Perdagangan satu individu bayi orangutan berarti ada satu induk yang dibunuh. (Ian Singleton)
Ian mengingatkan, induk orangutan biasanya memeluk anaknya hingga usia delapan tahun sehingga para pemburu akan menembak induknya.
”Sembilan orangutan ini pun akan menjalani karantina dan rehabilitasi sebelum dilepasliarkan ke habitatnya,” katanya.
Ian menjelaskan, orangutan itu menurut rencana akan dilepasliarkan ke habitat introduksi di Taman Nasional Bukit Tigapuluh, Jambi, atau di Cagar Alam Janto, Aceh. Selama ini SOCP sudah melepasliarkan 185 individu di Bukit Tigapuluh dan 125 individu di Janto. ”Dua kantong populasi itu menjadi populasi cadangan orangutan sumatera,” kata Ian.
Menurut Ian, kantong-kantong populasi cadangan sangat penting di tengah ancaman kepunahan orangutan sumatera.
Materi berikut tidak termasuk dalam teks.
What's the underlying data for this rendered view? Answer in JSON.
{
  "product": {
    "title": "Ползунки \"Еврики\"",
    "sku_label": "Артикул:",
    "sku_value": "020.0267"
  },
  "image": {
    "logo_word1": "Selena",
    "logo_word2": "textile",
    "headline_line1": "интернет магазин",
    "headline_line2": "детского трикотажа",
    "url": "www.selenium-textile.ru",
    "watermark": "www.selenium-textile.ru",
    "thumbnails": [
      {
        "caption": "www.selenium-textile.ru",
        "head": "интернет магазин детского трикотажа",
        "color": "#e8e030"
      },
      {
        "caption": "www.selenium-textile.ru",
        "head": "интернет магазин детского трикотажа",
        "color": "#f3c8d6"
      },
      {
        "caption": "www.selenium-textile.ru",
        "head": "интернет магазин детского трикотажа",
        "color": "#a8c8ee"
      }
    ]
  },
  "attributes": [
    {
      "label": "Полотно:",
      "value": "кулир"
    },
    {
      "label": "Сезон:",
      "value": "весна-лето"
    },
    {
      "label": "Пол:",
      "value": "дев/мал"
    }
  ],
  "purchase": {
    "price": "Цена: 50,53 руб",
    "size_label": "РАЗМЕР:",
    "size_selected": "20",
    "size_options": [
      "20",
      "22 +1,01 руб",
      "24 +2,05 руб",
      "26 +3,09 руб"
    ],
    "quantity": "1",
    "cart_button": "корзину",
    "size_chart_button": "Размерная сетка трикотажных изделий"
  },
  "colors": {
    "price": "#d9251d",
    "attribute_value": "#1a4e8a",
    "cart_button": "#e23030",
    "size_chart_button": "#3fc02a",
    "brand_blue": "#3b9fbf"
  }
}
Apalagi, pandemi Covid-19 juga berkemungkinan menyerang populasi orangutan karena mempunyai genetik yang sangat mirip dengan manusia.
Kepala Balai Karantina Pertanian Kelas II Medan Hafni Zahara mengatakan, pengembalian satwa dilindungi itu dimungkinkan karena Indonesia dan Malaysia merupakan anggota Konvensi Perdagangan Internasional Spesies Fauna dan Flora Liar yang Terancam Punah (CITES). Menurut Hafni, individu itu tetap menjalani proses karantina yang ketat sesuai peraturan yang ada.